19 de jun. de 2009

17/06/2009 - 13:06

Carta aberta ao presidente Sarney

Caro presidente José Sarney,

Pensei em várias formas de comentar a crise do Senado e o seu discurso-desabafo de terça-feira. Perdoe-me a petulância, mas não encontrei outro jeito melhor de dizer o que penso e sinto sobre tudo isso do que escrevendo-lhe esta carta aberta.

Sei que ainda sou muito jovem para dar conselhos a um ex-presidente da República próximo de completar 80 anos, o que não me impede de usar este espaço público para apresentar-lhe uma sugestão diante do impasse vivido pelo Senado.

Escrevo-lhe porque lhe quero bem, testemunha que sou da maneira lhana como sempre tratou os jornalistas. Posso imaginar o drama pessoal que está vivendo, no olho do furacão político, bem no momento em que a sua filha enfrenta os desafios de mais uma delicada cirurgia.

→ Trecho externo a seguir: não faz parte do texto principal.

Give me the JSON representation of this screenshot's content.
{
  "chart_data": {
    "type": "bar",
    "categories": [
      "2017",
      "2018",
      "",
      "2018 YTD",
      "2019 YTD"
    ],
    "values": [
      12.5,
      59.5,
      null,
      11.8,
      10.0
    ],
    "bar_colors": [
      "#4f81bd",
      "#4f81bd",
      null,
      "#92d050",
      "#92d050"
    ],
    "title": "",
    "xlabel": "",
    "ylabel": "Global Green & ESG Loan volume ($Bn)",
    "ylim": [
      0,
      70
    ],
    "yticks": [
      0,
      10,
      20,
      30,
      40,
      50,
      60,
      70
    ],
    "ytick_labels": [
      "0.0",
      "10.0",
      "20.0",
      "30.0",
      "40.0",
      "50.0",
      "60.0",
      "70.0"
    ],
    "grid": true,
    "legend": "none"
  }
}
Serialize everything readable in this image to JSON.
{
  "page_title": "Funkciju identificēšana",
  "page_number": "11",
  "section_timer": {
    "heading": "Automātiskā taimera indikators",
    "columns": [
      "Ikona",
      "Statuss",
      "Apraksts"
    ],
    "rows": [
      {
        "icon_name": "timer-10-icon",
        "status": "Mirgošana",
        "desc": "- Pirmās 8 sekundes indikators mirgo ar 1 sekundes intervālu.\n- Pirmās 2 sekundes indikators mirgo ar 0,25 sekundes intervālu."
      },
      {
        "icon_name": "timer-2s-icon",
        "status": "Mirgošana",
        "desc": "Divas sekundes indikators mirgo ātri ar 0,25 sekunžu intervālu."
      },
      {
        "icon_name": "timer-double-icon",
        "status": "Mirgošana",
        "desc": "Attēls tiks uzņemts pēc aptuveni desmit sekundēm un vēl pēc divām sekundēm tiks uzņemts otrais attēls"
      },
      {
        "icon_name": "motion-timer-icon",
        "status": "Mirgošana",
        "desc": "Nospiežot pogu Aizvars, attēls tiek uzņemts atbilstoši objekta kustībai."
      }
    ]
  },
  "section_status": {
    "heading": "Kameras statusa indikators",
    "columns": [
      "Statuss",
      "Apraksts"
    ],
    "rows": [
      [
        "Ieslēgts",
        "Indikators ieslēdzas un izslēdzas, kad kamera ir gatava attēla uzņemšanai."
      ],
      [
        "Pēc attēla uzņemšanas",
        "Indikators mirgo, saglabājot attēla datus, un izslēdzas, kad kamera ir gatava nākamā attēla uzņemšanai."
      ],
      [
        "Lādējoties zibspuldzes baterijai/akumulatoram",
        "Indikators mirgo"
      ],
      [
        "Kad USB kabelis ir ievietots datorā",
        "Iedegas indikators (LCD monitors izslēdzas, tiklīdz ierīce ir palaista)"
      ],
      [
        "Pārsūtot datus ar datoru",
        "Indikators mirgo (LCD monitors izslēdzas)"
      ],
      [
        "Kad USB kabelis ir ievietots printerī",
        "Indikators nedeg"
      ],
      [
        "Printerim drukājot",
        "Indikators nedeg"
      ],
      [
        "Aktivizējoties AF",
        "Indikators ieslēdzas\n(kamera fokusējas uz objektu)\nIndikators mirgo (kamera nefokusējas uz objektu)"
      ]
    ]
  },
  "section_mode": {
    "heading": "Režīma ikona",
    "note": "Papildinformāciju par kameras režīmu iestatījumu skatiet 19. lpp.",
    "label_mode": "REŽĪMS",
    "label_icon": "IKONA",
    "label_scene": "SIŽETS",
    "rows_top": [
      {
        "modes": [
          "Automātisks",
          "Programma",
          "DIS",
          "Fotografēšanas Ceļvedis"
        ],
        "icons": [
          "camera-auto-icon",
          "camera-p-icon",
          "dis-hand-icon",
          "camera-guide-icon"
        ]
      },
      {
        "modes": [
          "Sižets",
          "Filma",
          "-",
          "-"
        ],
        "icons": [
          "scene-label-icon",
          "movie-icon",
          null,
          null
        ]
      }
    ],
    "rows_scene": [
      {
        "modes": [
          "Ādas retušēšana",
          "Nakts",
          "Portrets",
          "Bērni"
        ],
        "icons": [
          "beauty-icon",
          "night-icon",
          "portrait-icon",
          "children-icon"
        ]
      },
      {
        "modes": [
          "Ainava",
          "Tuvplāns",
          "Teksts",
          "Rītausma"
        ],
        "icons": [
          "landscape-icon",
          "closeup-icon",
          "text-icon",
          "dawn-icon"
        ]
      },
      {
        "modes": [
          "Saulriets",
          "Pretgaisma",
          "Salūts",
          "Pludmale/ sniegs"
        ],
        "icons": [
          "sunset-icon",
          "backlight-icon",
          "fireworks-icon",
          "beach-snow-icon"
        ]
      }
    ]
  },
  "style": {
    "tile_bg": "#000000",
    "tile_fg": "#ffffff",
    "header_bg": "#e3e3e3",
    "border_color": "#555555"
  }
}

Chegamos, porém, a um ponto da degradação das práticas parlamentares em que já não bastam discursos, remendos, providências de emergência, costurar acordos de cúpula, demitir meia dúzia de funcionários ou chamar a Fundação Getúlio Vargas para corrigir as distorções mais evidentes.

Concordo que a crise não é somente sua, presidente Sarney, mas do Senado, como o senhor disse na parte central do seu discurso, embora este já seja seu terceiro mandato à frente da Casa, sempre com plenos poderes.

Exatamente por isso, ao contrário do que pensam alguns colegas meus, não acho que a sua simples renúncia neste momento seja capaz de dar um fim à crise e restabelecer a credibilidade do Senado junto à opinião pública.

Fomos tão longe nesta triste sequência de denúncias sobre desmandos e privilégios inadmissíveis, que agora já não se trata de encontrar um ou meia dúzia de culpados. O problema é o conjunto da obra e o tamanho do estrago na imagem da instituição.

Diante disso, presidente Sarney, proponho a renúncia coletiva da mesa do Senado e a convocação de novas eleições no menor prazo possível.

Esta nova eleição deveria ser baseada numa carta de princípios em que todos os candidatos a membros da Mesa, começando pela presidência, se comprometam a restaurar princípios básicos de moralidade no uso dos recursos públicos.

Depois de 60 anos de vida pública em que o senhor ocupou todos os cargos possíveis na República, creio que este gesto não seria entendido como fuga à responsabilidade nem como fraqueza diante da gravidade da crise.

Ao contrário, será talvez o gesto de grandeza mais nobre da sua carreira que se confunde com a redemocratização do país.

De nada adianta agora discutir ou rebater cada uma das denúncias feitas a senadores e funcionários da Casa, como deixou bem claro seu melancólico discurso da tribuna em que chegou a afirmar: “É injustiça do país julgar um homem como eu, com tantos anos de vida pública”.
Injustos podem ser os homens, não o país, que tem todo o direito de julgar qualquer um de nós, independentemente da antiguidade ou do posto que ocupamos no momento.

Ao lhe prestar solidariedade esta manhã, ainda em meio à sua viagem ao exterior, o presidente Lula também foi infeliz ao dizer que o senhor “tem história no Brasil suficiente para que não seja tratado como uma pessoa comum”.

De acordo com o que diz o nunca demais lembrado Artigo 5º da Constituição Federal, “todos são iguais perante a lei, sem distinção de qualquer natureza (…)”. Somos todos, portanto, pessoas comuns.

Por isso, a melhor resposta que o senhor poderia dar neste momento a todos os que o acusam é justamente abrir mão do poder, junto com seus pares do comando do Senado, abrindo caminho para que a instituição possa encontrar um novo começo.

Em respeito à sua própria biografia, caro presidente Sarney, penso que quanto mais durar esta agonia do Senado, que o atinge tanto no campo pessoal como no político, pior será para o senhor e para a instituição que representa.